In regard to (a), it is perfectly clear that as my Office does not make binding decisions or legal determinations then there can be no question of any interference with the doctrine of the separation of powers. Put very plainly, my Office has investigated instances of alleged maladministration (using that term in a general sense), has found that the allegations stand up, and has made recommendations to remedy the adverse effects suffered by the complainants.
The HSE is free to accept or reject these recommendations. It has chosen to reject them and I, in consequence, have decided to report on this to the Oireachtas. Raising the issue of the separation of powers is, it seems to me, either mischievous or it suggests a serious lack of understanding of what my Office does.
In regard to (b), referring to the mandatory requirements of the Child Care Act 1991, I am at a loss to know what the HSE might have in mind. In regard to (c), it is clear that the HSE retains the discretion to accept or reject my recommendation. A decision either way cannot reasonably be characterised as a fettering of discretion. My comments above in relation to (a) apply also in the context of (c)."
I find it difficult to avoid the conclusion that the HSE has chosen to misunderstand the nature and the implications of my investigation report. Furthermore I am concerned that, having allowed itself this misunderstanding, the HSE has felt free to misrepresent that report and its implications. Indeed, it has continued with this misrepresentation to the present day, two years following completion of the investigation report.

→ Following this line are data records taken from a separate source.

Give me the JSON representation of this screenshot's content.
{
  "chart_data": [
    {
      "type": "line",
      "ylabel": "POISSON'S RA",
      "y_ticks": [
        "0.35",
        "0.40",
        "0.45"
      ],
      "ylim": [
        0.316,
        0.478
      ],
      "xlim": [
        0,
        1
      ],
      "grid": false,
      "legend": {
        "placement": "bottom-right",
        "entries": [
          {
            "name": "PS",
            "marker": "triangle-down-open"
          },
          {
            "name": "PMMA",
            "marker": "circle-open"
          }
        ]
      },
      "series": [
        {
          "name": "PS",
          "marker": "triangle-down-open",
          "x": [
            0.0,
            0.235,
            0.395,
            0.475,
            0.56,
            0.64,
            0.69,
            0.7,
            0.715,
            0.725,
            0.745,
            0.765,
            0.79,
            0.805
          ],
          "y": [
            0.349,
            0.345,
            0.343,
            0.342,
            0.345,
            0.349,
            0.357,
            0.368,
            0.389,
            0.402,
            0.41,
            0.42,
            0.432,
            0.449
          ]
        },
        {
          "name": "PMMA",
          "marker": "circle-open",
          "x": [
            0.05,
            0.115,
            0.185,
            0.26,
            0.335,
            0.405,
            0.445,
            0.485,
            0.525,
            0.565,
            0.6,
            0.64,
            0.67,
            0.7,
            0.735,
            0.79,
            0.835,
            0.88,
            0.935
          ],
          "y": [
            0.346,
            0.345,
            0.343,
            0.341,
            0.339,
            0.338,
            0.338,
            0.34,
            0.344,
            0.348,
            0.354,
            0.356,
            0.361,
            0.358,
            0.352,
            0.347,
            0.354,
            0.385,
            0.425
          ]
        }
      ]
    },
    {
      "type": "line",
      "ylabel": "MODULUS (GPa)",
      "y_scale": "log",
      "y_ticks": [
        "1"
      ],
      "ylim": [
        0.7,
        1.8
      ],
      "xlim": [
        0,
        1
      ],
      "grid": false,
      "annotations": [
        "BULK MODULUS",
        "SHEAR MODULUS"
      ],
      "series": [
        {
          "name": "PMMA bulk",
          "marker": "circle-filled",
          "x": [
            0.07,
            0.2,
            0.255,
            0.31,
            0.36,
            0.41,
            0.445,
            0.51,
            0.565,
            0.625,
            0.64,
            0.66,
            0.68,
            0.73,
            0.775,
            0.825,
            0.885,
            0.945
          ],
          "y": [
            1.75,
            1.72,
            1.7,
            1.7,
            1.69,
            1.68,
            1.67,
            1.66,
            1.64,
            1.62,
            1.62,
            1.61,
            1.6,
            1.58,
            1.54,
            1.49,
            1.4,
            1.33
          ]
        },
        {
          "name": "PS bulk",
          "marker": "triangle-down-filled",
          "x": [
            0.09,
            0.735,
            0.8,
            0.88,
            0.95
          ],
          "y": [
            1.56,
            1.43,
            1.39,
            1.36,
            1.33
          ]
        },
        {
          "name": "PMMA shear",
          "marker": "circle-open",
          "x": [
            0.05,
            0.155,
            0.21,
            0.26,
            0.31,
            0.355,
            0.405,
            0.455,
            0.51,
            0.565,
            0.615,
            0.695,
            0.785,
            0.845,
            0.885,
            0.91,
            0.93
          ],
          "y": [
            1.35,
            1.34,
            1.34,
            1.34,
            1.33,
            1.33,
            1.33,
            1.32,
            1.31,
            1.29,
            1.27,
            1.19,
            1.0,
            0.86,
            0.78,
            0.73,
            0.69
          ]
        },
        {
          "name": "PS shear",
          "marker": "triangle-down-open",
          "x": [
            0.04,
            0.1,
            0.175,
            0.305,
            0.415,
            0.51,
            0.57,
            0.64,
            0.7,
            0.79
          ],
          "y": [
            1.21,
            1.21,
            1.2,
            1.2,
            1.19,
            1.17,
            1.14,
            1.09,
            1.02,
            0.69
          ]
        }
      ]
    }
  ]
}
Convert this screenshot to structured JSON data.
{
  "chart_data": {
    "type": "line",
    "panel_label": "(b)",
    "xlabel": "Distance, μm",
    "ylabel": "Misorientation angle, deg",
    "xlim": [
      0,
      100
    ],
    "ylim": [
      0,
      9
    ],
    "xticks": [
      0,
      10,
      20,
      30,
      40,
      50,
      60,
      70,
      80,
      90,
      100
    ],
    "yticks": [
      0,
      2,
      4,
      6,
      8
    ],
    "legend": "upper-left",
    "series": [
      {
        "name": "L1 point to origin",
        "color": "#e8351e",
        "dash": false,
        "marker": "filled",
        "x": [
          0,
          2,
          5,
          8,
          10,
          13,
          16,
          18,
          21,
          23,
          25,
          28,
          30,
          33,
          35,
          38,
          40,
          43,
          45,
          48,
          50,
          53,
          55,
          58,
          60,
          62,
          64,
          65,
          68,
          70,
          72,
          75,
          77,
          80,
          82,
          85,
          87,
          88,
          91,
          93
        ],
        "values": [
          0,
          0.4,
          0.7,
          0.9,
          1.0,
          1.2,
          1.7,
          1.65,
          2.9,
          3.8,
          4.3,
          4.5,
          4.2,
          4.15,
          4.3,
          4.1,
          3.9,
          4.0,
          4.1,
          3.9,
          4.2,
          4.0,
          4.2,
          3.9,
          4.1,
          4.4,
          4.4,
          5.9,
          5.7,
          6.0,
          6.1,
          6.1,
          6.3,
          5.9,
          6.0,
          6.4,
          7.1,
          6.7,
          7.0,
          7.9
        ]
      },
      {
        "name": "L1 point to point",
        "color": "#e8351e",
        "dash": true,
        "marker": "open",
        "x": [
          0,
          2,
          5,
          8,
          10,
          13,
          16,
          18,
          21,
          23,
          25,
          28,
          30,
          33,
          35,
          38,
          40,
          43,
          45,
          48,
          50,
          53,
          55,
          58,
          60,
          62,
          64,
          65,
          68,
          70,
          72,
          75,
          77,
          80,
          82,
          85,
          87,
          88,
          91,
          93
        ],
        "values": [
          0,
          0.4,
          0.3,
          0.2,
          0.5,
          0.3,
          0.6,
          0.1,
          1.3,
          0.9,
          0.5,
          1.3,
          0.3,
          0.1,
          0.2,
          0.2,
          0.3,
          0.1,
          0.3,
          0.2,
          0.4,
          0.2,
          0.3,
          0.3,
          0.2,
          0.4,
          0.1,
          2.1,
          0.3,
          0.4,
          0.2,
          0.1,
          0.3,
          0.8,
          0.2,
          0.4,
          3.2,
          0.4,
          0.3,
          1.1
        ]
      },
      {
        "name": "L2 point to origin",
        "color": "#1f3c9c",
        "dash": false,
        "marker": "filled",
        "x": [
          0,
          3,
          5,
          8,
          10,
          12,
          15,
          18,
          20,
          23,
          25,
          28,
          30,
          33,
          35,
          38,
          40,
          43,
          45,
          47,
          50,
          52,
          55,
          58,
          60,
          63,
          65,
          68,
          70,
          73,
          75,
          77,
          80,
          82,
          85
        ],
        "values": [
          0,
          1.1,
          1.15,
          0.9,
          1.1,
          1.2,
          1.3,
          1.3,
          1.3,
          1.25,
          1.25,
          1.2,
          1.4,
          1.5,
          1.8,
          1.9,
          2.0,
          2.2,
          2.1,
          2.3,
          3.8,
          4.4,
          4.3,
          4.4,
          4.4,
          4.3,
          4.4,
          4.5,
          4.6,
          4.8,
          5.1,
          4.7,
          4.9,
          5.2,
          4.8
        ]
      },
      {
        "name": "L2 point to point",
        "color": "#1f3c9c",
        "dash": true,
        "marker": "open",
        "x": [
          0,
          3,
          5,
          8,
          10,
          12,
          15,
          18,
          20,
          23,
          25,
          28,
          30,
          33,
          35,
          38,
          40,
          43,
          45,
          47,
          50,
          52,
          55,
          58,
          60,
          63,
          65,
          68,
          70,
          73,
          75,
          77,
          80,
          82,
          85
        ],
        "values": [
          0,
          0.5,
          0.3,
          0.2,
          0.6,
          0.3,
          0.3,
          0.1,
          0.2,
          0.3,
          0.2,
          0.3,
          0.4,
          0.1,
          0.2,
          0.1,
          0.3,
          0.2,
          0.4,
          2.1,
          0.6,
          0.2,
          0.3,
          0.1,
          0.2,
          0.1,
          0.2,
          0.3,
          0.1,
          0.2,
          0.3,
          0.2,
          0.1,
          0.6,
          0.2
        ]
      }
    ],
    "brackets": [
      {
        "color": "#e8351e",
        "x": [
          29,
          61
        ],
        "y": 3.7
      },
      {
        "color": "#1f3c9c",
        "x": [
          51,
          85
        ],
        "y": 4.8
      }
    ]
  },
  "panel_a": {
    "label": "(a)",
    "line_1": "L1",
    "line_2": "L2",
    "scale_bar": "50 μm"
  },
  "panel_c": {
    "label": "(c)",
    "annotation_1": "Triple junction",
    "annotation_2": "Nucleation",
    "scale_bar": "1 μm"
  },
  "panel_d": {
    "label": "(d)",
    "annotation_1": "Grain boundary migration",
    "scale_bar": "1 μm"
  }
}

Ms. Laverne McGuinness of the HSE recently, in public (Letters Page, Irish Times, 3 June 2010 (See Appendix 4 of the Appendices to this Report), made the extraordinary claim that acceptance by the HSE of the recommendations of my report would have all kinds of unacceptable implications including that acceptance
"would require the HSE to hand over personal documentation and information (including privileged information) and information prepared in the course of in camera proceedings if requested to do so by the Ombudsman without notice to the people affected".

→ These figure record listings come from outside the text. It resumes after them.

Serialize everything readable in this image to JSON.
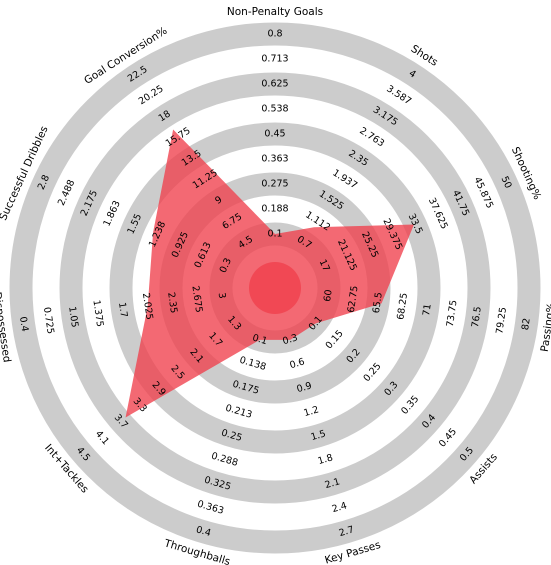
{
  "chart_data": {
    "type": "radar",
    "color": "#ef3f4b",
    "params": [
      {
        "name": "Non-Penalty Goals",
        "value": 0.1,
        "ticks": [
          0.1,
          0.188,
          0.275,
          0.363,
          0.45,
          0.538,
          0.625,
          0.713,
          0.8
        ]
      },
      {
        "name": "Shots",
        "value": 1.0,
        "ticks": [
          0.7,
          1.112,
          1.525,
          1.937,
          2.35,
          2.763,
          3.175,
          3.587,
          4
        ]
      },
      {
        "name": "Shooting%",
        "value": 33.3,
        "ticks": [
          17,
          21.125,
          25.25,
          29.375,
          33.5,
          37.625,
          41.75,
          45.875,
          50
        ]
      },
      {
        "name": "Passing%",
        "value": 65.9,
        "ticks": [
          60,
          62.75,
          65.5,
          68.25,
          71,
          73.75,
          76.5,
          79.25,
          82
        ]
      },
      {
        "name": "Assists",
        "value": 0.1,
        "ticks": [
          0.1,
          0.15,
          0.2,
          0.25,
          0.3,
          0.35,
          0.4,
          0.45,
          0.5
        ]
      },
      {
        "name": "Key Passes",
        "value": 0.3,
        "ticks": [
          0.3,
          0.6,
          0.9,
          1.2,
          1.5,
          1.8,
          2.1,
          2.4,
          2.7
        ]
      },
      {
        "name": "Throughballs",
        "value": 0.1,
        "ticks": [
          0.1,
          0.138,
          0.175,
          0.213,
          0.25,
          0.288,
          0.325,
          0.363,
          0.4
        ]
      },
      {
        "name": "Int+Tackles",
        "value": 3.6,
        "ticks": [
          1.3,
          1.7,
          2.1,
          2.5,
          2.9,
          3.3,
          3.7,
          4.1,
          4.5
        ]
      },
      {
        "name": "Dispossessed",
        "value": 2.03,
        "ticks": [
          3,
          2.675,
          2.35,
          2.025,
          1.7,
          1.375,
          1.05,
          0.725,
          0.4
        ]
      },
      {
        "name": "Successful Dribbles",
        "value": 1.3,
        "ticks": [
          0.3,
          0.613,
          0.925,
          1.238,
          1.55,
          1.863,
          2.175,
          2.488,
          2.8
        ]
      },
      {
        "name": "Goal Conversion%",
        "value": 16.6,
        "ticks": [
          4.5,
          6.75,
          9,
          11.25,
          13.5,
          15.75,
          18,
          20.25,
          22.5
        ]
      }
    ]
  }
}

As a matter of hard fact, these claims have no foundation and are utterly incorrect.
It is a plain fact that this investigation concerned solely the issue of payment arrangements between the HSE and the agencies. In undertaking the investigation, my Office neither sought nor required any information concerning any individual child nor regarding any particular proceedings in any court. My investigation report, therefore, did not deal with the circumstances of any particular child nor with the outcome of any particular proceedings involving a child. Equally, my recommendations had no implications for any particular child nor for any proceedings involving any particular child; neither did the recommendations have any implications for how the HSE might be required to respond to any future investigation of a complaint involving issues to do with child care.

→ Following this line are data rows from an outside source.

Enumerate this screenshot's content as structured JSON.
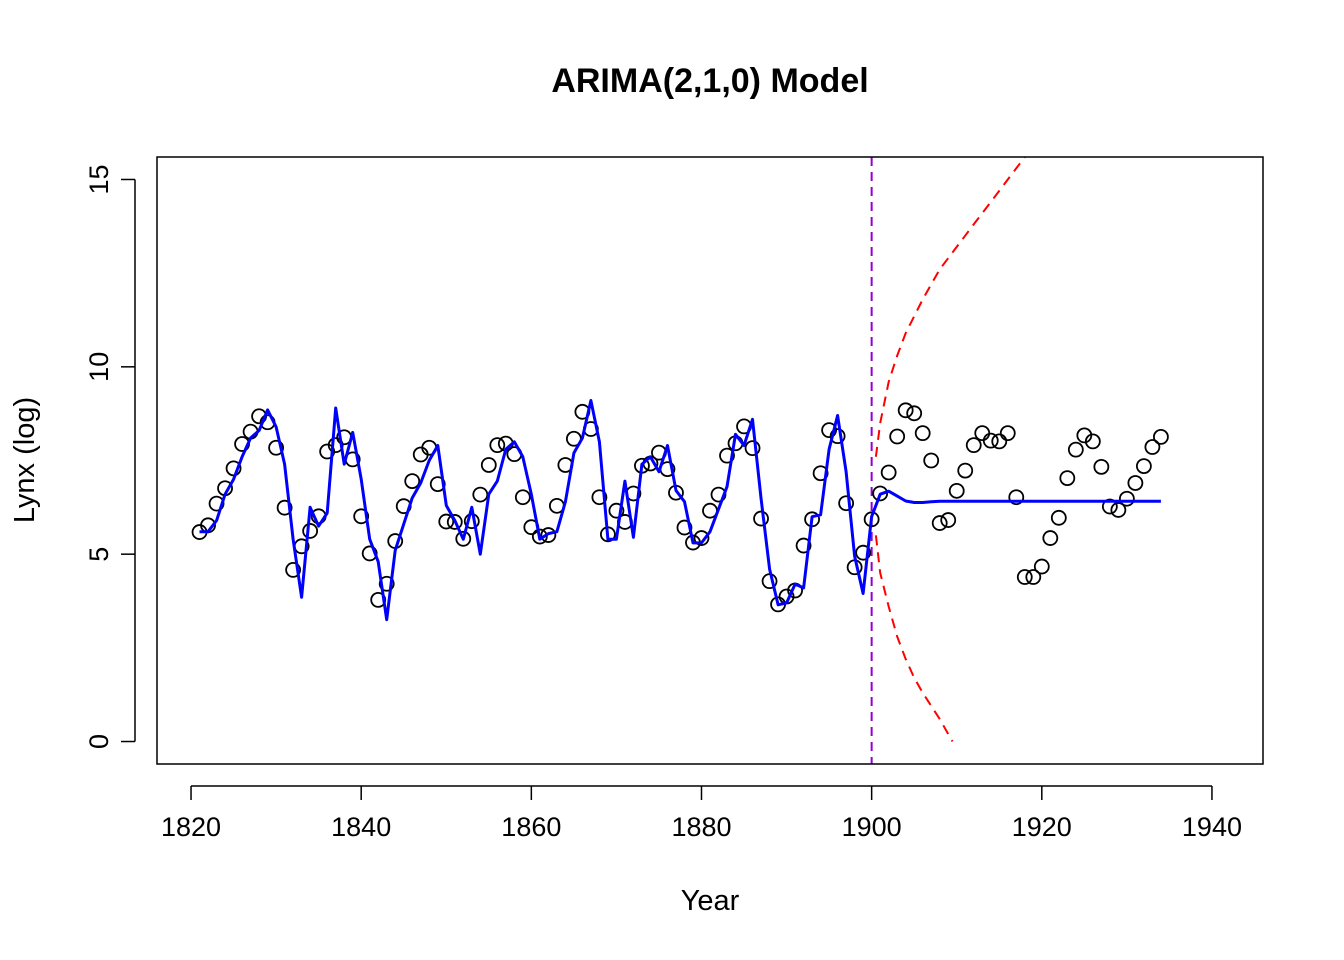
{
  "chart_data": {
    "type": "line",
    "title": "ARIMA(2,1,0) Model",
    "xlabel": "Year",
    "ylabel": "Lynx (log)",
    "xlim": [
      1816,
      1946
    ],
    "ylim": [
      -0.6,
      15.6
    ],
    "x_ticks": [
      1820,
      1840,
      1860,
      1880,
      1900,
      1920,
      1940
    ],
    "y_ticks": [
      0,
      5,
      10,
      15
    ],
    "grid": false,
    "legend": "none",
    "colors": {
      "observed": "#000000",
      "fitted": "#0000ff",
      "interval": "#ff0000",
      "cutoff": "#9400d3"
    },
    "cutoff_year": 1900,
    "series": [
      {
        "kind": "points",
        "x": [
          1821,
          1822,
          1823,
          1824,
          1825,
          1826,
          1827,
          1828,
          1829,
          1830,
          1831,
          1832,
          1833,
          1834,
          1835,
          1836,
          1837,
          1838,
          1839,
          1840,
          1841,
          1842,
          1843,
          1844,
          1845,
          1846,
          1847,
          1848,
          1849,
          1850,
          1851,
          1852,
          1853,
          1854,
          1855,
          1856,
          1857,
          1858,
          1859,
          1860,
          1861,
          1862,
          1863,
          1864,
          1865,
          1866,
          1867,
          1868,
          1869,
          1870,
          1871,
          1872,
          1873,
          1874,
          1875,
          1876,
          1877,
          1878,
          1879,
          1880,
          1881,
          1882,
          1883,
          1884,
          1885,
          1886,
          1887,
          1888,
          1889,
          1890,
          1891,
          1892,
          1893,
          1894,
          1895,
          1896,
          1897,
          1898,
          1899,
          1900,
          1901,
          1902,
          1903,
          1904,
          1905,
          1906,
          1907,
          1908,
          1909,
          1910,
          1911,
          1912,
          1913,
          1914,
          1915,
          1916,
          1917,
          1918,
          1919,
          1920,
          1921,
          1922,
          1923,
          1924,
          1925,
          1926,
          1927,
          1928,
          1929,
          1930,
          1931,
          1932,
          1933,
          1934
        ],
        "y": [
          5.59,
          5.77,
          6.35,
          6.76,
          7.29,
          7.94,
          8.27,
          8.68,
          8.52,
          7.84,
          6.24,
          4.58,
          5.21,
          5.62,
          6.01,
          7.74,
          7.91,
          8.12,
          7.53,
          6.01,
          5.02,
          3.78,
          4.21,
          5.35,
          6.28,
          6.95,
          7.66,
          7.84,
          6.87,
          5.87,
          5.86,
          5.41,
          5.88,
          6.59,
          7.38,
          7.91,
          7.95,
          7.67,
          6.52,
          5.72,
          5.47,
          5.51,
          6.29,
          7.38,
          8.08,
          8.8,
          8.34,
          6.52,
          5.53,
          6.16,
          5.86,
          6.62,
          7.36,
          7.42,
          7.71,
          7.27,
          6.64,
          5.71,
          5.31,
          5.43,
          6.16,
          6.59,
          7.63,
          7.96,
          8.41,
          7.83,
          5.95,
          4.28,
          3.66,
          3.87,
          4.03,
          5.23,
          5.93,
          7.16,
          8.31,
          8.15,
          6.36,
          4.65,
          5.04,
          5.93,
          6.62,
          7.18,
          8.14,
          8.84,
          8.76,
          8.23,
          7.5,
          5.83,
          5.91,
          6.69,
          7.23,
          7.91,
          8.23,
          8.03,
          8.01,
          8.23,
          6.52,
          4.39,
          4.39,
          4.67,
          5.43,
          5.97,
          7.03,
          7.79,
          8.17,
          8.01,
          7.33,
          6.27,
          6.18,
          6.48,
          6.9,
          7.35,
          7.86,
          8.13
        ]
      },
      {
        "kind": "line",
        "x": [
          1821,
          1822,
          1823,
          1824,
          1825,
          1826,
          1827,
          1828,
          1829,
          1830,
          1831,
          1832,
          1833,
          1834,
          1835,
          1836,
          1837,
          1838,
          1839,
          1840,
          1841,
          1842,
          1843,
          1844,
          1845,
          1846,
          1847,
          1848,
          1849,
          1850,
          1851,
          1852,
          1853,
          1854,
          1855,
          1856,
          1857,
          1858,
          1859,
          1860,
          1861,
          1862,
          1863,
          1864,
          1865,
          1866,
          1867,
          1868,
          1869,
          1870,
          1871,
          1872,
          1873,
          1874,
          1875,
          1876,
          1877,
          1878,
          1879,
          1880,
          1881,
          1882,
          1883,
          1884,
          1885,
          1886,
          1887,
          1888,
          1889,
          1890,
          1891,
          1892,
          1893,
          1894,
          1895,
          1896,
          1897,
          1898,
          1899,
          1900,
          1901,
          1902,
          1903,
          1904,
          1905,
          1906,
          1907,
          1908,
          1909,
          1910,
          1915,
          1920,
          1925,
          1930,
          1934
        ],
        "y": [
          5.6,
          5.6,
          5.9,
          6.6,
          7.0,
          7.6,
          8.1,
          8.3,
          8.85,
          8.4,
          7.4,
          5.4,
          3.85,
          6.25,
          5.75,
          6.1,
          8.9,
          7.4,
          8.25,
          7.0,
          5.4,
          4.8,
          3.25,
          5.1,
          5.8,
          6.5,
          6.9,
          7.5,
          7.9,
          6.3,
          5.9,
          5.4,
          6.25,
          5.0,
          6.6,
          6.95,
          7.8,
          8.0,
          7.6,
          6.6,
          5.4,
          5.55,
          5.6,
          6.4,
          7.7,
          8.1,
          9.1,
          8.0,
          5.4,
          5.4,
          6.95,
          5.45,
          7.4,
          7.6,
          7.2,
          7.9,
          6.7,
          6.4,
          5.3,
          5.3,
          5.6,
          6.2,
          6.8,
          8.2,
          7.9,
          8.6,
          6.5,
          4.6,
          3.65,
          3.7,
          4.2,
          4.1,
          6.0,
          6.05,
          7.8,
          8.7,
          7.2,
          4.95,
          3.95,
          6.0,
          6.6,
          6.68,
          6.55,
          6.42,
          6.38,
          6.38,
          6.4,
          6.41,
          6.41,
          6.41,
          6.41,
          6.41,
          6.41,
          6.41,
          6.41
        ]
      },
      {
        "kind": "dashed-line",
        "x": [
          1900.5,
          1901,
          1902,
          1903,
          1904,
          1906,
          1908,
          1910,
          1912,
          1914,
          1916,
          1918
        ],
        "y": [
          7.6,
          8.5,
          9.6,
          10.3,
          10.9,
          11.8,
          12.6,
          13.2,
          13.8,
          14.4,
          15.0,
          15.6
        ]
      },
      {
        "kind": "dashed-line",
        "x": [
          1900.5,
          1901,
          1902,
          1903,
          1904,
          1905,
          1906,
          1907,
          1908,
          1909,
          1909.5
        ],
        "y": [
          5.5,
          4.5,
          3.6,
          2.8,
          2.2,
          1.7,
          1.3,
          0.95,
          0.6,
          0.2,
          0.0
        ]
      }
    ]
  }
}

Full details of my recommendations in that case are available in the investigation report (GAL Fees & The HSE) which I am now publishing on my Office website. In summary, my recommendations were that the agencies be paid outstanding fees, with appropriate interest, that "time and trouble" payments of €10,000 be paid to each of the agencies and that, for the future, the HSE should engage openly with guardian agencies to ensure that such disputes would not arise again. Acceptance of the recommendations required neither more nor less than is specified in the recommendations. In fact, following its initial rejection of the recommendations, the HSE has in the meantime given effect to them.
Because of my deep concern at this continued misrepresentation of the implications of my investigation, my Office wrote to Ms. McGuinness of the HSE on 17 June 2010 to once again correct the record on the matter (See Appendix 5 of the Appendices to this Report).